Official data from the IVCA says that on the contrary, Irish SMEs raised €233m to end September 2013, an increase of 26% on the same period in 2012. The IVCA says that seed/early stage funding increased by 41% in this period.
This contradicts The New York Times report, apparently based on data supplied by DJX VentureSource, which said “In the first nine months of 2013, the latest figures available, the country’s fledgling companies received around a combined $65 million (€47.6m) of venture capital investment, a 28 per cent drop compared with the same period a year earlier”.
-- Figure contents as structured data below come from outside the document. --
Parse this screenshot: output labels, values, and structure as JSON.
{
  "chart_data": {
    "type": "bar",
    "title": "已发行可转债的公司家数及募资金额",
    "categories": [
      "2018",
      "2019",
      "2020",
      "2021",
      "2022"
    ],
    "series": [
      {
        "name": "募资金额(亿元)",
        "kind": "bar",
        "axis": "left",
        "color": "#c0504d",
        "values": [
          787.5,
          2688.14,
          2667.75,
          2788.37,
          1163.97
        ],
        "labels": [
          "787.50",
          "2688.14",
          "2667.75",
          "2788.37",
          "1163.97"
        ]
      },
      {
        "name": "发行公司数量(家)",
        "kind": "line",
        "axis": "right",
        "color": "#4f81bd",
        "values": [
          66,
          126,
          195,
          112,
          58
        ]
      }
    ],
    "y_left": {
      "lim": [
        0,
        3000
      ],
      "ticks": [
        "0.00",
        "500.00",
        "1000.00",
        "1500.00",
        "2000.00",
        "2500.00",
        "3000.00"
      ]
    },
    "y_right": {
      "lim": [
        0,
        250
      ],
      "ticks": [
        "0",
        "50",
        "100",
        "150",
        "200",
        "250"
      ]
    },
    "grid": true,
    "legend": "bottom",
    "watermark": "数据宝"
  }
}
“It is disappointing that the Irish VC industry is reflected in this manner. The period to end September was a tremendous performance, particularly against a backdrop of significant volatility in international markets. The IVCA VenturePulse is posted on the IVCA website,” commented Regina Breheny, Director General of the IVCA.
The IVCA VenturePulse survey in association with William Fry finds that first round funding was 21% of funds raised compared to 19% in 2012. However, IVCA chairman Mark Horgan of Atlantic Bridge warned that the Seed Funds supported by the banking sector and EI’s Seed & Venture Capital Programme of 2006-2012 are close to being fully invested. “These funds will need to be renewed if entrepreneurs are to be supported as actively as in the last five years,” he said.
Regina Breheny said that the Irish venture capital community continues to be the main source of funding for Irish innovative SMEs both through direct investment and as the local lead investor for international syndicate investors.
“Where deals are syndicated, every €1 invested by an Irish VC attracts further additional investment of €3 from international investors. Since the onset of the credit crunch in 2008, approximately 850 Irish SMEs raised venture capital of €2bn almost exclusively by Irish VC fund managers.”
She said that this investment had supported the creation of up to 20,000 jobs; attracted over €450m of capital into Ireland and geared up the State’s investment through the Seed & Venture Capital Programme by almost seven times.
Irish companies raised €232.6m from investors in the nine months to end September 2013, despite the continuing global credit crunch. This compares with funds raised of €184.8m in the same period of 2012, an increase of 26%.
In terms of sectors, at €70m Pharma/Biotech/Medical Devices accounted for 30% of funds raised compared to €34m, 19% of funds raised in the same period of 2012. Investment in the medical space reflects the strong growth in the cluster of device companies in Ireland. The balance of €163m, 70% of the total, was raised by Tech companies, this compares to €151m and 81% in 2012.
Total seed investment in Irish companies in the nine months to end September 2013 is €48.5m (21% of total funds invested). This compares to €34.2m (18.6% of total funds invested) in the same period in 2012, representing a 41% increase year on year.